Vinícius Tobias s'épanouit au Shakhtar Donetsk en 2025
« J'étais ce gamin qui réalisait son rêve d'arriver au Shakhtar, de pouvoir faire mes débuts — et malheureusement, la guerre a commencé et cela ne s'est pas produit. » Voilà comment Vinícius Tobias, 22 ans, résume un parcours professionnel qui mettrait à l'épreuve la détermination de n'importe qui. Il est maintenant de retour au Shakhtar, et au vu de cette saison, l'attente en valait la peine.
Tobias a inscrit deux buts et délivré trois passes décisives en 32 apparitions sous les ordres d'Arda Turan cette saison — une progression par rapport aux six passes décisives en 26 matchs qu'il avait réalisées lors de sa première vraie saison au Shakhtar l'année dernière. L'arrière droit, recruté de l'Internacional pour 6 millions d'euros à 17 ans alors qu'il n'avait pas disputé une seule minute chez les seniors, tient enfin les promesses d'un transfert qui semblait audacieux à l'époque et apparaît judicieux aujourd'hui.
Trois années au Real Madrid l'ont façonné
Lorsque l'invasion russe de l'Ukraine a contraint les joueurs étrangers du Shakhtar à trouver des refuges temporaires début 2022, Tobias a atterri au Real Madrid Castilla. Pas un mauvais endroit pour se poser. Il y a passé trois saisons, culminant avec une campagne 2022-23 remarquable sous Raúl González où il a délivré cinq passes décisives en 41 apparitions et aidé Castilla à atteindre la finale des barrages d'accession. Il a également fait une apparition en équipe première — 88 minutes lors d'une victoire en Coupe du Roi contre Arandina en janvier 2024.
Le Real détenait une option d'achat de 15 millions d'euros. Ils ne l'ont pas levée. Tobias a prolongé avec le Shakhtar jusqu'en 2029 et est revenu en Ukraine pour enfin débuter la carrière pour laquelle il avait signé trois ans plus tôt.
Le contexte autour du Shakhtar est important ici. Il s'agit d'un club qui dispute ses matchs à domicile de Ligue des champions et de Conférence League à Cracovie, tandis que leurs rencontres nationales se déroulent à Lviv — à 17 heures de route de Donetsk. Ils ont terminé troisièmes du championnat ukrainien la saison dernière. Cette saison, ils sont co-leaders avec 51 points aux côtés du LNZ Tcherkassy, avec un match en moins. La reconstruction est réelle, et Tobias en fait partie.

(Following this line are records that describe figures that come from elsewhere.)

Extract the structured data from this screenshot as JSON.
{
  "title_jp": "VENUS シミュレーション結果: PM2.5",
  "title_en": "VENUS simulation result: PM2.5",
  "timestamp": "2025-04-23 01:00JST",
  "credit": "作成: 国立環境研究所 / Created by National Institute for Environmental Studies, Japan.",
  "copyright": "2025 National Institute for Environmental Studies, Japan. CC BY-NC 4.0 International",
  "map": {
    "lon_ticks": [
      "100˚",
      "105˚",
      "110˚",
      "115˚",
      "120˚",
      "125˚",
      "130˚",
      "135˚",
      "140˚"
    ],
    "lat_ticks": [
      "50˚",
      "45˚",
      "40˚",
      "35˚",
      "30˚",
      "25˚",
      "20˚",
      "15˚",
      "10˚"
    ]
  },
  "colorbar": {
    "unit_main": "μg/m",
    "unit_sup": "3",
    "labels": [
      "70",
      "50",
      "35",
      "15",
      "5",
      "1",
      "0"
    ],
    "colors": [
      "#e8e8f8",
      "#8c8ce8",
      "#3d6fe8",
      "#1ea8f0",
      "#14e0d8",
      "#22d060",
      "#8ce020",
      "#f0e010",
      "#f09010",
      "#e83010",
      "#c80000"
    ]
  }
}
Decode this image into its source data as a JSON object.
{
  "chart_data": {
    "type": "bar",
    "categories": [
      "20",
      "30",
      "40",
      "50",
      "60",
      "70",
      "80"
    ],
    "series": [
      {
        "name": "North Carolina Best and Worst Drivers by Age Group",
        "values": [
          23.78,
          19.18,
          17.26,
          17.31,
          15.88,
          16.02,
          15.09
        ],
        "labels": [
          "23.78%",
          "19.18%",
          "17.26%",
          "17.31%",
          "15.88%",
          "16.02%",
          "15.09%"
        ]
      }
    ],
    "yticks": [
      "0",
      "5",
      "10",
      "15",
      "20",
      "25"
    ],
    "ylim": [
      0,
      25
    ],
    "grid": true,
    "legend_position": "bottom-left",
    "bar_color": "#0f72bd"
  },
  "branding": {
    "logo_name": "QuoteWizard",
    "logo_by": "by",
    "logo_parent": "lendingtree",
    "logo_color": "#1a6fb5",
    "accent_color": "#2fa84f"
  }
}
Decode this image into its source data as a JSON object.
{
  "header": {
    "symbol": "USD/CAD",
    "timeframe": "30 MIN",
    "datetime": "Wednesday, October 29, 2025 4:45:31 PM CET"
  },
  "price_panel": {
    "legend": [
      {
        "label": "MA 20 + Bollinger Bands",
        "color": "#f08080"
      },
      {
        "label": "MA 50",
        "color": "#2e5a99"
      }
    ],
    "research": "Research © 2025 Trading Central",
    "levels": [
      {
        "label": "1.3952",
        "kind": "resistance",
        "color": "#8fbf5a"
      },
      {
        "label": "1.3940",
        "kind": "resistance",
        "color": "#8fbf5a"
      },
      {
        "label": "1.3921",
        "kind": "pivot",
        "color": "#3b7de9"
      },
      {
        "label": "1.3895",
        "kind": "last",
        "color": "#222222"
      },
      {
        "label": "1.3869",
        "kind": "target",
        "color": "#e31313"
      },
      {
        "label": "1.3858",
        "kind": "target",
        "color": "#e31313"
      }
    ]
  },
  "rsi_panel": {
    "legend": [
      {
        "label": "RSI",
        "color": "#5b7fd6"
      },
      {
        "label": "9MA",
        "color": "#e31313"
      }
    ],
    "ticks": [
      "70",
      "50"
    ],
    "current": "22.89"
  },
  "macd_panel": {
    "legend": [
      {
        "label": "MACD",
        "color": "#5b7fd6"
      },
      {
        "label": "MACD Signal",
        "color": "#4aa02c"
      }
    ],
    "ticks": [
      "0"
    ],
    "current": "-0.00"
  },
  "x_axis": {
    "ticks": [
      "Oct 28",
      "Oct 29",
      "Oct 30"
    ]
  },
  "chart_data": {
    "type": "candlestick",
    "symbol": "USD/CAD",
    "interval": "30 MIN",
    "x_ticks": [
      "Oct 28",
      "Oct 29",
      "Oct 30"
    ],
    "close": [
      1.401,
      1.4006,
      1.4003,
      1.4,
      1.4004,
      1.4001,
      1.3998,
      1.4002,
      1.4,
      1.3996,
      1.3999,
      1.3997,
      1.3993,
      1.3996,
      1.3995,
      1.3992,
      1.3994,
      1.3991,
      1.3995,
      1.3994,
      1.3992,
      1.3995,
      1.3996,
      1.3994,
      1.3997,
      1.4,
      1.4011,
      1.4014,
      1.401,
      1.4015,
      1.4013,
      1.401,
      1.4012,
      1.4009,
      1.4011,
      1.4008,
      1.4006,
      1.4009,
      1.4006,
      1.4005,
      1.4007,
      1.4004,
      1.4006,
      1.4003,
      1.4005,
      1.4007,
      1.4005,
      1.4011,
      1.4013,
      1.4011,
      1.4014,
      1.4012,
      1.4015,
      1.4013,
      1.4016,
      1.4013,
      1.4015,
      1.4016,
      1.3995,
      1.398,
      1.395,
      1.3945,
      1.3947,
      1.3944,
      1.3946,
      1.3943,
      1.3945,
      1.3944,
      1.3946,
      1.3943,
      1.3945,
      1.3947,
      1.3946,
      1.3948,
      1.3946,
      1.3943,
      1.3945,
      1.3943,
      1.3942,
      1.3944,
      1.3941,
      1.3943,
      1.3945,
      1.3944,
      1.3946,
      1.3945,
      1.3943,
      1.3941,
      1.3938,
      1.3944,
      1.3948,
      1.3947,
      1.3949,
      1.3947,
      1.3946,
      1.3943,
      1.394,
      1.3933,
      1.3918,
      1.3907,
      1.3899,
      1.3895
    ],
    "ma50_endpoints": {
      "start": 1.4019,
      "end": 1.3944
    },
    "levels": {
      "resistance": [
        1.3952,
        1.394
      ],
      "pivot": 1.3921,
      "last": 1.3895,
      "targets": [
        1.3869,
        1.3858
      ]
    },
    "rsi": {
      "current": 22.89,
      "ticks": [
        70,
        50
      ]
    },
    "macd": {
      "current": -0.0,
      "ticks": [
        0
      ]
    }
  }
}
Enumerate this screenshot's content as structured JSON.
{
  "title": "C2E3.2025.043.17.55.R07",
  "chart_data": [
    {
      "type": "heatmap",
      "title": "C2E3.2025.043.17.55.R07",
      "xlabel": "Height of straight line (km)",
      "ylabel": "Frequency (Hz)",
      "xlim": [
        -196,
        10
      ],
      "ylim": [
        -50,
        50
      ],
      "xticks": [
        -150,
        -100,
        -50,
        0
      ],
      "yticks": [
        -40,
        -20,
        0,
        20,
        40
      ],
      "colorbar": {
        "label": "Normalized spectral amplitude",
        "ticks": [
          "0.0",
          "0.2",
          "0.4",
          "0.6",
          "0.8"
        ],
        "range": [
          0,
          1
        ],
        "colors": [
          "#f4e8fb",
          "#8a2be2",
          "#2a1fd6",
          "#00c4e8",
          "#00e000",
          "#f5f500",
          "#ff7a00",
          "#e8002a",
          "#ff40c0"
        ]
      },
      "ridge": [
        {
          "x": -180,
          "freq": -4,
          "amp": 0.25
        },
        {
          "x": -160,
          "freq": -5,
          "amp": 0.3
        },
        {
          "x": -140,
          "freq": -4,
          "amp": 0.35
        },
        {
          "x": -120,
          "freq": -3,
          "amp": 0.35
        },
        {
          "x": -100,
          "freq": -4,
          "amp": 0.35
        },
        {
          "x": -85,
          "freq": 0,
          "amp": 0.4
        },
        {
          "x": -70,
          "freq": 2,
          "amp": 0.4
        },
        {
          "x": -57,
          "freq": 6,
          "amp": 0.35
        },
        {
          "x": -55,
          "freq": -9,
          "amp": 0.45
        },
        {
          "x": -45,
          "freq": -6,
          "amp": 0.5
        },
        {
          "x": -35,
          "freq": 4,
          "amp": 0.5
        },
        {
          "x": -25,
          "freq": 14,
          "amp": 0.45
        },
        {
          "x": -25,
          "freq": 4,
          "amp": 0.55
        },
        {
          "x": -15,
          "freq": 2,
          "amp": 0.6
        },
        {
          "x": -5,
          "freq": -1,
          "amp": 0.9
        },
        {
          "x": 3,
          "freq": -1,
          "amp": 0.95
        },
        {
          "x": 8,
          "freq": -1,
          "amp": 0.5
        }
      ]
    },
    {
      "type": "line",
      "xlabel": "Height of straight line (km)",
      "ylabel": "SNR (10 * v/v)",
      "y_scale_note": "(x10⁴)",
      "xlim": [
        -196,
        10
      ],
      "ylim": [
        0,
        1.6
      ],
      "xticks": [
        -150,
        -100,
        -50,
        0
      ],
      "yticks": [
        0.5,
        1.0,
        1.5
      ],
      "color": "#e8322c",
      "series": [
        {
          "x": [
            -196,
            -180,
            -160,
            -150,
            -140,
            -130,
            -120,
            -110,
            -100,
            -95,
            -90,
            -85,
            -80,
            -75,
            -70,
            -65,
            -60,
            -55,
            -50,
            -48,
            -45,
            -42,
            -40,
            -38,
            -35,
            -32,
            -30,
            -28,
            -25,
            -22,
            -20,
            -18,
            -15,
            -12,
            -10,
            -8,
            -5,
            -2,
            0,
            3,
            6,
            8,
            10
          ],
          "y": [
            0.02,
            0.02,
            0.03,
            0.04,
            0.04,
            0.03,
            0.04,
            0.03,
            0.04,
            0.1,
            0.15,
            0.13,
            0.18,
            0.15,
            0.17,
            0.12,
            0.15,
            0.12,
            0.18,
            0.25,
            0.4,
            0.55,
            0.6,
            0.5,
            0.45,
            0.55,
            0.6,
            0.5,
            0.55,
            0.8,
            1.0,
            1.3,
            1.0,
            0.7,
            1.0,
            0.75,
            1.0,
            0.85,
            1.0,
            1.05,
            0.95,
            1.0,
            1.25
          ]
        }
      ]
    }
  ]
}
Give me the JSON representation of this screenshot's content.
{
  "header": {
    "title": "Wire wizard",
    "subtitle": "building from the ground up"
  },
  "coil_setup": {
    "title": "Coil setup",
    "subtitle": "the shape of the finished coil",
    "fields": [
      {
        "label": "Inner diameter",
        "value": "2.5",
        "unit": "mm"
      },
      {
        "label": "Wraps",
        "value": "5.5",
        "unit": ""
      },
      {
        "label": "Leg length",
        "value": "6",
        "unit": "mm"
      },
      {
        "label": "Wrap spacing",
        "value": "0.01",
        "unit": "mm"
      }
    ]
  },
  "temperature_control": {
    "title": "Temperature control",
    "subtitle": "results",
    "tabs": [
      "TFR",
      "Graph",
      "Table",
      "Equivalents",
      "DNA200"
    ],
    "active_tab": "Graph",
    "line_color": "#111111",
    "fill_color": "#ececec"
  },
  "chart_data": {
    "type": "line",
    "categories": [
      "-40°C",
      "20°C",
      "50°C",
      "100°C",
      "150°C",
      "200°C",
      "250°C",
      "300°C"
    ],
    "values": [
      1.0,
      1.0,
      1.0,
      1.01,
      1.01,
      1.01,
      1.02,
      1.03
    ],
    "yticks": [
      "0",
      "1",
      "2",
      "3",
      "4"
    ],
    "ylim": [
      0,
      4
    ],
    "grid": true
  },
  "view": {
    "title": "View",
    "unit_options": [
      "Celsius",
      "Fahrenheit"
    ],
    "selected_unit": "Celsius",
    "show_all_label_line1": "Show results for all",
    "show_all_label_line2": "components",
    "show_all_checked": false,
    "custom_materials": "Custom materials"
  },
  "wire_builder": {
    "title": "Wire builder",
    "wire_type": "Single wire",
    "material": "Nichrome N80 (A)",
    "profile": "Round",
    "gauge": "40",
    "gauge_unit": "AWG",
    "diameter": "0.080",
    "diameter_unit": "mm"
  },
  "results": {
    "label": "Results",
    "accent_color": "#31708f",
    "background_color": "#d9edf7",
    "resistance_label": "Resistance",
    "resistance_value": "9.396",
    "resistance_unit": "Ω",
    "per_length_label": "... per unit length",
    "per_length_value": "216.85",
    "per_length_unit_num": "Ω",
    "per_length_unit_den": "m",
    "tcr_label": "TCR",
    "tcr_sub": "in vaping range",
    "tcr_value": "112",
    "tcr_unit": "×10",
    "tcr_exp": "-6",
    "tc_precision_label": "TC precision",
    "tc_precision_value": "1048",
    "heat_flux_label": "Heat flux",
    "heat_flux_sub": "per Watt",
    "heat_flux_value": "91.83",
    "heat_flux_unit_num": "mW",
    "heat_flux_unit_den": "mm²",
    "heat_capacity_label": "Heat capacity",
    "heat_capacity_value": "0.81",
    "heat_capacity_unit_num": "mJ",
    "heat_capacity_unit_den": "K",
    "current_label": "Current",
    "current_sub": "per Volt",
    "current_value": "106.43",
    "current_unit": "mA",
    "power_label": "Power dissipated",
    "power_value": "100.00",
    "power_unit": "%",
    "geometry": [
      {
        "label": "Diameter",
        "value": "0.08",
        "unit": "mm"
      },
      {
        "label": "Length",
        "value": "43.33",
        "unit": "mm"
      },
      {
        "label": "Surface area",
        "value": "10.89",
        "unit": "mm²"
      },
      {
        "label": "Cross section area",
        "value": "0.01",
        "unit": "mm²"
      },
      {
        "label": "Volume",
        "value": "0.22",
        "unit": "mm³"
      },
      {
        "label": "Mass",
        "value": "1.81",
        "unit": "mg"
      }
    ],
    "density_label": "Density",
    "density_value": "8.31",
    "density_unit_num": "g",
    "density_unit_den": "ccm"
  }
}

Konoplia ne cède pas facilement le maillot
Le seul bémol : Tobias n'a pas totalement supplanté Yukhym Konoplia au poste d'arrière droit. Il est en concurrence, sans dominer. Sa réponse lorsqu'on l'interroge à ce sujet a été diplomatiquement axée sur l'équipe — « parfois je suis content qu'il joue aussi, il est content quand je joue » — mais la réalité compétitive est que Konoplia reste un facteur. Le Shakhtar dispose d'options à ce poste, ce qui est à la fois un compliment pour la profondeur de leur effectif et un défi que Tobias doit encore résoudre.
En Conférence League, le Shakhtar a terminé sixième de la phase de groupes et éliminé le Lech Poznań. S'ils battent l'AZ Alkmaar, ils affronteront Crystal Palace ou la Fiorentina en demi-finale. Un parcours européen profond — jouer des matchs à élimination directe significatifs devant des foules neutres en Pologne — ne ferait aucun mal au profil de Tobias, et les chances de qualification du Shakhtar semblent correctes face à une équipe d'Alkmaar qui a été inconstante en compétition européenne cette saison.
L'histoire personnelle — une favela à São Paulo, quitter la maison à 12 ans, s'évanouir à l'entraînement à cause de la faim — est le genre de chose qui s'écrit comme une source d'inspiration. Mais ce qui compte vraiment maintenant, c'est de savoir s'il peut décrocher une place de titulaire dans un club qui a produit Fred, Fernandinho et Douglas Costa, parmi 46 Brésiliens qui ont collectivement inscrit près de 1 000 buts dans le football ukrainien. C'est le niveau de référence. Il le sait.
« Je suis revenu au Shakhtar maintenant, et je suis très heureux d'être de retour et de continuer ce rêve », a-t-il déclaré. Deux buts, trois passes décisives, 32 matchs dans la saison — le rêve a un pouls.